Now, only a monster would spoil the film’s biggest twists and shocks, including one or two very spectacular ones that come near the end, but make sure to avoid any and all online discussions about the film nonetheless in the months leading up to its release. Having them spoiled won’t ruin Split for you by any means, but it’ll certain soften the film’s final impact.

While Shyamalan’s script, and the stellar camera work from Mike Gioulakis (who Shyamalan brought onto the project after seeing It Follows) help to give Split its exciting technical prowess, it’s the performances of James McAvoy and Anya Taylor Joy that help elevate it above being just another standard genre piece. Both actors treat the material with a sincerity and commitment that few others might have had the courage to do, balancing delicate emotions and tones like horror, sadness, regret, and even dark comedy with expert precision.

McAvoy will undoubtedly be on the receiving end of the most praise for the film, and justifiably so. He dances between each of Kevin’s different personalities with the kind of grace and scene-chewing bravado that makes this not only one of the best performances of his career so far, but also helps to make Kevin one of the better male villains of the genre to come along in quite some time, if you can even call him that.

After already proving herself in films like The Witch and Morgan earlier this year as well, Anya Taylor Joy shows us once again why she’s such an exciting young talent here. She brings Casey, a character that will likely become even stronger upon repeat viewings, to life with the kind of quiet and raw emotion that not many other actresses her age are capable of.

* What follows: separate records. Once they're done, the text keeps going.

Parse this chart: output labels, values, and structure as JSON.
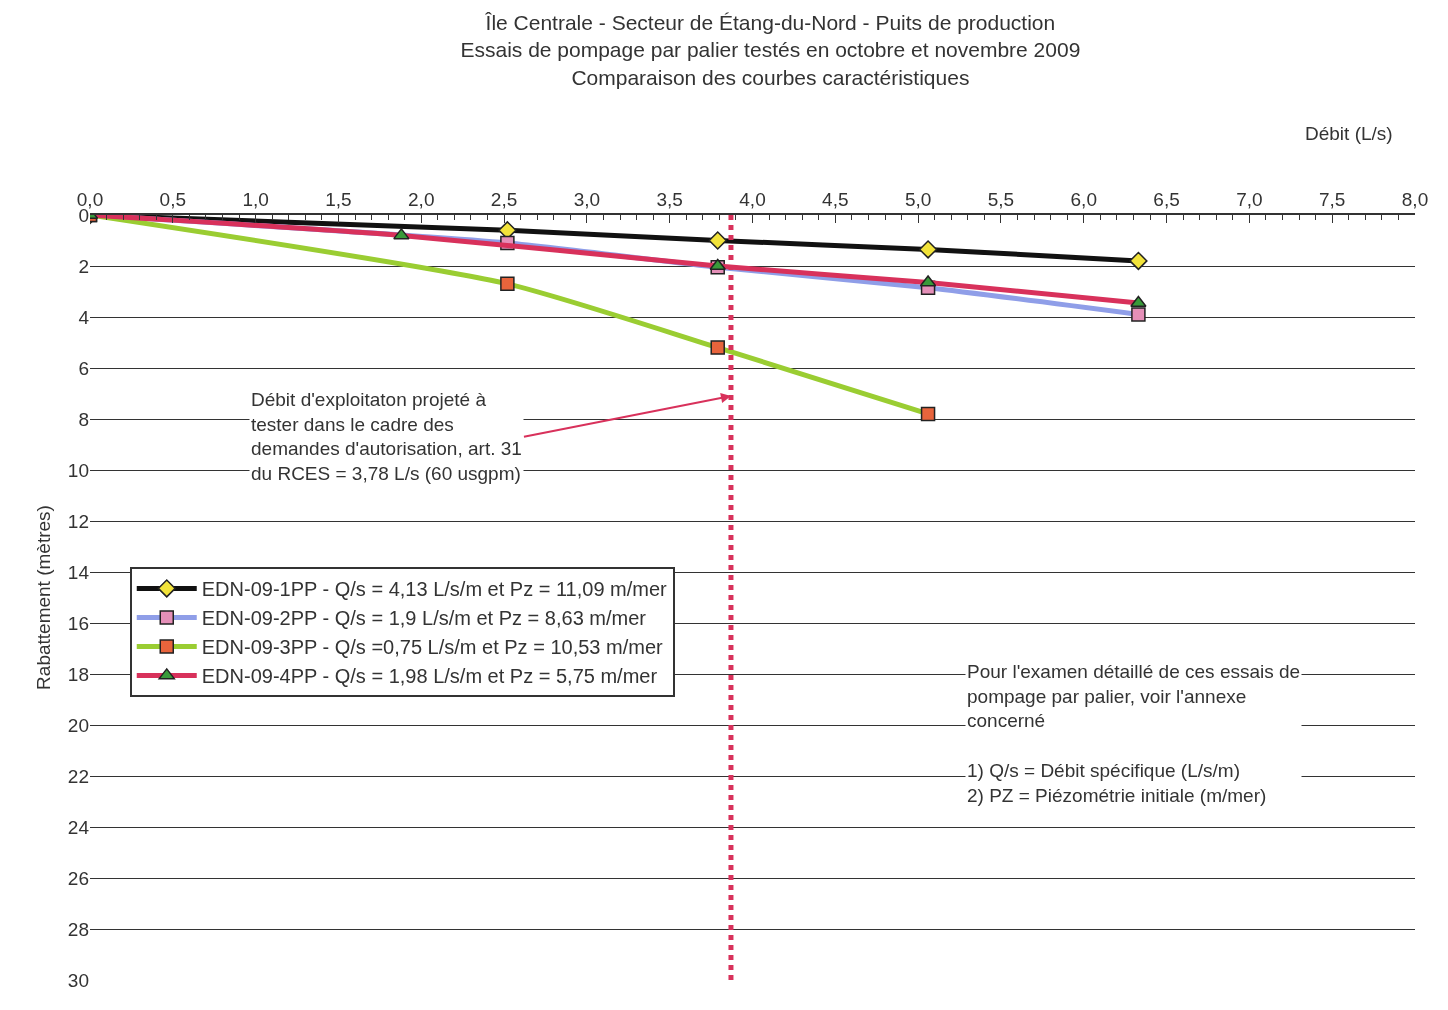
{
  "chart_data": {
    "type": "line",
    "title": "Île Centrale - Secteur de Étang-du-Nord - Puits de production\nEssais de pompage par palier testés en octobre et novembre 2009\nComparaison des courbes caractéristiques",
    "xlabel": "Débit (L/s)",
    "ylabel": "Rabattement (mètres)",
    "xlim": [
      0,
      8
    ],
    "xticks": [
      {
        "value": 0,
        "label": "0,0"
      },
      {
        "value": 0.5,
        "label": "0,5"
      },
      {
        "value": 1,
        "label": "1,0"
      },
      {
        "value": 1.5,
        "label": "1,5"
      },
      {
        "value": 2,
        "label": "2,0"
      },
      {
        "value": 2.5,
        "label": "2,5"
      },
      {
        "value": 3,
        "label": "3,0"
      },
      {
        "value": 3.5,
        "label": "3,5"
      },
      {
        "value": 4,
        "label": "4,0"
      },
      {
        "value": 4.5,
        "label": "4,5"
      },
      {
        "value": 5,
        "label": "5,0"
      },
      {
        "value": 5.5,
        "label": "5,5"
      },
      {
        "value": 6,
        "label": "6,0"
      },
      {
        "value": 6.5,
        "label": "6,5"
      },
      {
        "value": 7,
        "label": "7,0"
      },
      {
        "value": 7.5,
        "label": "7,5"
      },
      {
        "value": 8,
        "label": "8,0"
      }
    ],
    "ylim": [
      30,
      0
    ],
    "yticks": [
      0,
      2,
      4,
      6,
      8,
      10,
      12,
      14,
      16,
      18,
      20,
      22,
      24,
      26,
      28,
      30
    ],
    "grid": "y",
    "legend": "left",
    "line_style": "solid",
    "series": [
      {
        "name": "EDN-09-1PP - Q/s = 4,13 L/s/m et Pz = 11,09 m/mer",
        "color": "#111111",
        "marker": "diamond",
        "colors": [
          "#f2e33a",
          "#f2e33a",
          "#f2e33a",
          "#f2e33a",
          "#f2e33a"
        ],
        "x": [
          0,
          2.52,
          3.79,
          5.06,
          6.33
        ],
        "values": [
          0,
          0.6,
          1.0,
          1.35,
          1.8
        ]
      },
      {
        "name": "EDN-09-2PP - Q/s = 1,9 L/s/m et Pz = 8,63 m/mer",
        "color": "#8f9ee8",
        "marker": "square",
        "colors": [
          "#e58fb8",
          "#e58fb8",
          "#e58fb8",
          "#e58fb8",
          "#e58fb8"
        ],
        "x": [
          0,
          2.52,
          3.79,
          5.06,
          6.33
        ],
        "values": [
          0,
          1.1,
          2.05,
          2.85,
          3.9
        ]
      },
      {
        "name": "EDN-09-3PP - Q/s =0,75 L/s/m et Pz = 10,53 m/mer",
        "color": "#9acd32",
        "marker": "square",
        "colors": [
          "#e8643c",
          "#e8643c",
          "#e8643c",
          "#e8643c"
        ],
        "x": [
          0,
          2.52,
          3.79,
          5.06
        ],
        "values": [
          0,
          2.7,
          5.2,
          7.8
        ]
      },
      {
        "name": "EDN-09-4PP - Q/s = 1,98 L/s/m et Pz = 5,75 m/mer",
        "color": "#d8315b",
        "marker": "triangle",
        "colors": [
          "#3a9a3a",
          "#3a9a3a",
          "#3a9a3a",
          "#3a9a3a",
          "#3a9a3a"
        ],
        "x": [
          0,
          1.88,
          3.79,
          5.06,
          6.33
        ],
        "values": [
          0,
          0.8,
          2.0,
          2.65,
          3.45
        ]
      }
    ],
    "ref_lines": [
      {
        "axis": "x",
        "value": 3.87,
        "color": "#d8315b",
        "line_style": "dotted"
      }
    ],
    "annotations": [
      {
        "text": "Débit d'exploitaton projeté à\ntester dans le cadre des\ndemandes d'autorisation, art. 31\ndu RCES = 3,78 L/s (60 usgpm)",
        "x": 3.87,
        "y": 7.1
      },
      "Pour l'examen détaillé de ces essais de\npompage par palier, voir l'annexe\nconcerné\n\n1) Q/s = Débit spécifique (L/s/m)\n2) PZ = Piézométrie initiale (m/mer)"
    ]
  }
}
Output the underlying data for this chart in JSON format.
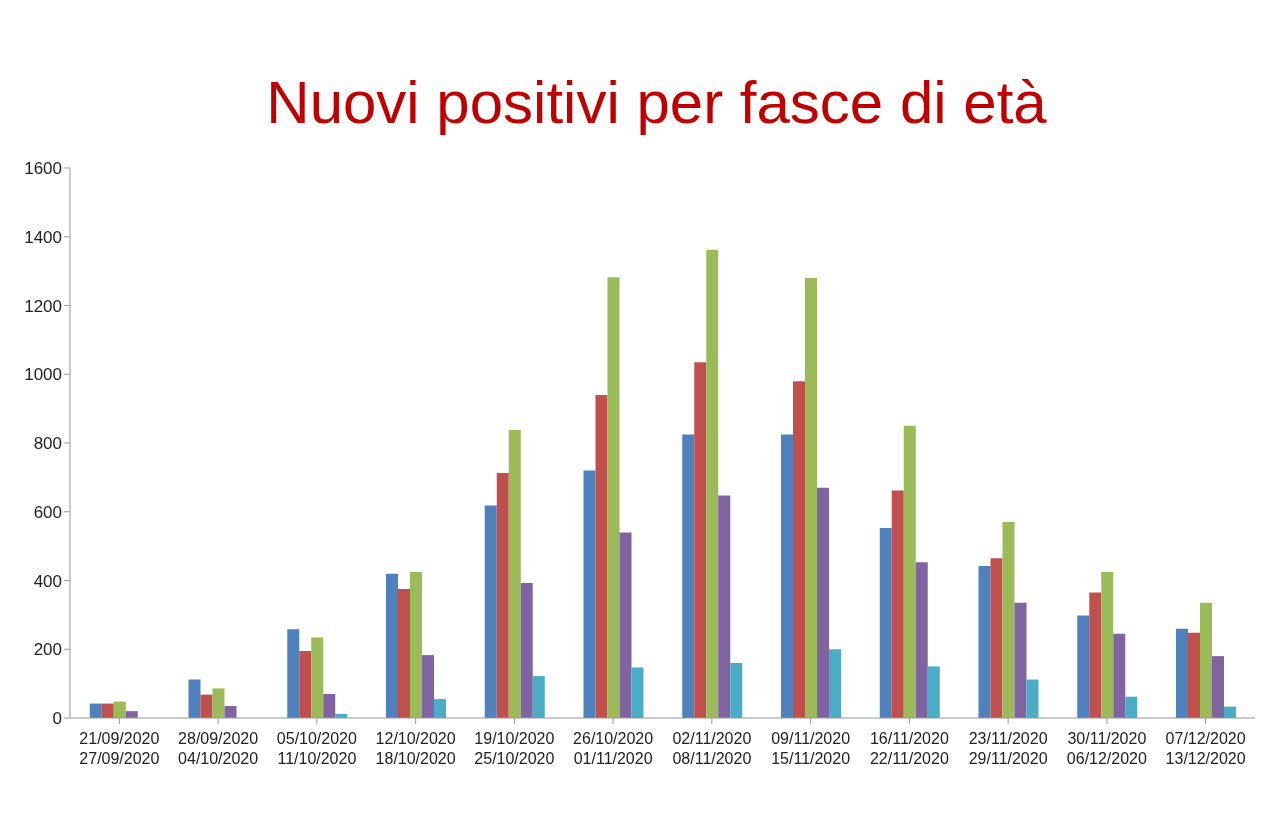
{
  "chart_data": {
    "type": "bar",
    "title": "Nuovi positivi per fasce di età",
    "categories": [
      "21/09/2020\n27/09/2020",
      "28/09/2020\n04/10/2020",
      "05/10/2020\n11/10/2020",
      "12/10/2020\n18/10/2020",
      "19/10/2020\n25/10/2020",
      "26/10/2020\n01/11/2020",
      "02/11/2020\n08/11/2020",
      "09/11/2020\n15/11/2020",
      "16/11/2020\n22/11/2020",
      "23/11/2020\n29/11/2020",
      "30/11/2020\n06/12/2020",
      "07/12/2020\n13/12/2020"
    ],
    "series": [
      {
        "color": "#4f81bd",
        "values": [
          42,
          112,
          258,
          420,
          618,
          720,
          825,
          825,
          553,
          442,
          298,
          260
        ]
      },
      {
        "color": "#c0504d",
        "values": [
          42,
          68,
          195,
          375,
          713,
          940,
          1035,
          980,
          662,
          465,
          365,
          248
        ]
      },
      {
        "color": "#9bbb59",
        "values": [
          48,
          86,
          234,
          425,
          838,
          1282,
          1362,
          1280,
          850,
          570,
          425,
          335
        ]
      },
      {
        "color": "#8064a2",
        "values": [
          20,
          35,
          70,
          183,
          393,
          540,
          647,
          670,
          453,
          335,
          245,
          180
        ]
      },
      {
        "color": "#4bacc6",
        "values": [
          null,
          null,
          12,
          55,
          122,
          147,
          160,
          200,
          150,
          112,
          62,
          33
        ]
      }
    ],
    "ylim": [
      0,
      1600
    ],
    "yticks": [
      0,
      200,
      400,
      600,
      800,
      1000,
      1200,
      1400,
      1600
    ],
    "grid": false,
    "legend": false
  }
}
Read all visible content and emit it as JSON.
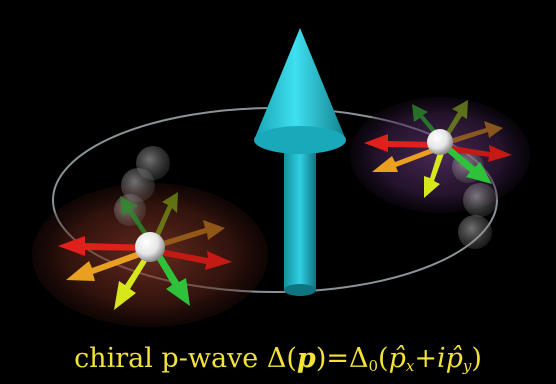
{
  "caption": {
    "prefix": "chiral p-wave",
    "delta": "Δ",
    "open_paren": "(",
    "p_symbol": "p",
    "close_paren_eq": ")=",
    "delta0": "Δ",
    "delta0_sub": "0",
    "rhs_open": "(",
    "px_hat": "p̂",
    "px_sub": "x",
    "plus_i": "+i",
    "py_hat": "p̂",
    "py_sub": "y",
    "rhs_close": ")"
  },
  "colors": {
    "background": "#000000",
    "caption": "#f2e23a",
    "cone": "#27c9dc",
    "orbit": "#b8c4c8",
    "red_arrow": "#e0201a",
    "orange_arrow": "#e9a020",
    "yellow_green_arrow": "#d6e81c",
    "green_arrow": "#2ec23a",
    "sphere": "#f4f4f4"
  },
  "icons": {
    "central": "angular-momentum-arrow-icon",
    "pair": "cooper-pair-arrows-icon"
  }
}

With the help of his actors and technical crew, Shyamalan has created a film that feels less like a standard horror kidnapping tale, and more like a legitimately moving story about self-discovery. His script is precise and calculated, unfurling each of the film’s mysteries carefully throughout like puzzle pieces, so while Split never quite becomes as scary or terrifying as fans of Shyamalan’s earlier work might suspect, it never loses its way either. This is more of a character study than it is a horror film in the end, about how the pain that we experience in our lives can go on to define us, for better or for worse.

It’s because of this attention to detail in creating his story and two lead characters, that he’s officially managed to climb back up as one of the more exciting directors working today. Make no mistake, Split will be one of the must-see films of next January, but more than anything else, it proves why you should never count a filmmaker like Shyamalan out.

The Verdict

While not perfect, and despite falling victim occasionally to some of the genre’s more frustrating tropes, Split is easily the most exciting, fun, and interesting film M. Night Shyamalan has made in over a decade. It doesn’t manage to be quite as noteworthy as some of his earlier work, but it comes pretty close.